No stranger to litigation, the center has yet to say whether it will file a lawsuit to block the Western Solar Plan.

State and local officials throughout the West, farmers, ranchers and business leaders have been scrambling for years to develop plans to protect the sage grouse’s habitat. Their fear has been that the bird could be added to the endangered species list, triggering draconian land-use restrictions that could cripple the region’s economy. Now, their efforts could be undermined by the administration’s green-energy policy, which could threaten the sage grouse’s habitat.

Spivak and the Center for Biological Diversity are not the only environmentalists citing the threat giant solar arrays can pose to wildlife.

Naomi Fraga, director of conservation at the California Botanical Garden and research assistant professor of botany at the Clearmont Graduate University, worries about the effect land-intensive solar projects will have on the endangered desert tortoise.

“We know there have been significant impacts on desert tortoise,” she told Salon. “They’ve worked to translocate the desert tortoise, but there has been a lot of loss to desert tortoise habitat. In addition, it really increases invasive species in the landscape. It’s a whole disturbance, basically industrializing intact landscapes.”

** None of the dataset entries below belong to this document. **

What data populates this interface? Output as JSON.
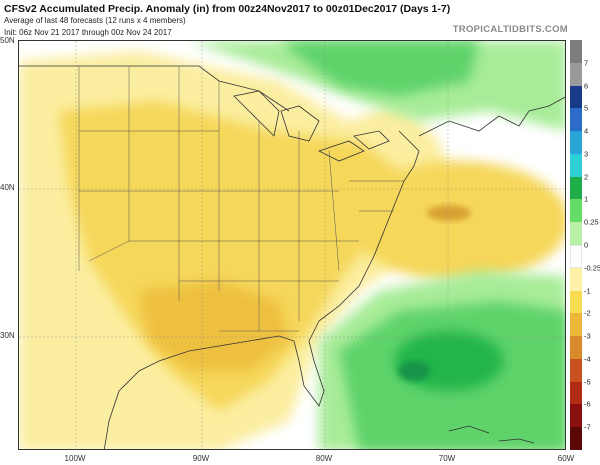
{
  "header": {
    "title": "CFSv2 Accumulated Precip. Anomaly (in) from 00z24Nov2017 to 00z01Dec2017 (Days 1-7)",
    "subtitle": "Average of last 48 forecasts (12 runs x 4 members)",
    "init": "Init: 06z Nov 21 2017 through 00z Nov 24 2017",
    "brand": "TROPICALTIDBITS.COM"
  },
  "map": {
    "lat_labels": [
      "50N",
      "40N",
      "30N"
    ],
    "lon_labels": [
      "100W",
      "90W",
      "80W",
      "70W",
      "60W"
    ]
  },
  "colorbar": {
    "labels": [
      "7",
      "6",
      "5",
      "4",
      "3",
      "2",
      "1",
      "0.25",
      "0",
      "-0.25",
      "-1",
      "-2",
      "-3",
      "-4",
      "-5",
      "-6",
      "-7"
    ],
    "colors": [
      "#7e7e7e",
      "#9a9a9a",
      "#1a3a8a",
      "#2a6cc8",
      "#2aa3d6",
      "#2ccfd6",
      "#1fae4a",
      "#66dd66",
      "#b8f0a8",
      "#ffffff",
      "#fff2a8",
      "#f7dc52",
      "#ecb83a",
      "#d98a2a",
      "#c8521e",
      "#b02a14",
      "#8a1010",
      "#5a0808"
    ]
  }
}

In California’s Mojave Desert, state and local officials are allowing 3,500 endangered Joshua trees to be removed to make way for a vast solar project, which will provide intermittent power to residents of the central coast. The site is also home to the desert tortoise, which could find itself in the bull’s-eye of the Western Solar Plan.

In addition to the human toll of the green-energy transition, including child labor in Africa used to mine cobalt for batteries, a price is also being paid by wildlife inconveniently standing in the way of the green utopia.

Bonner Russell Cohen is a senior policy analyst with the Committee for a Constructive Tomorrow. He wrote this for InsideSources.com.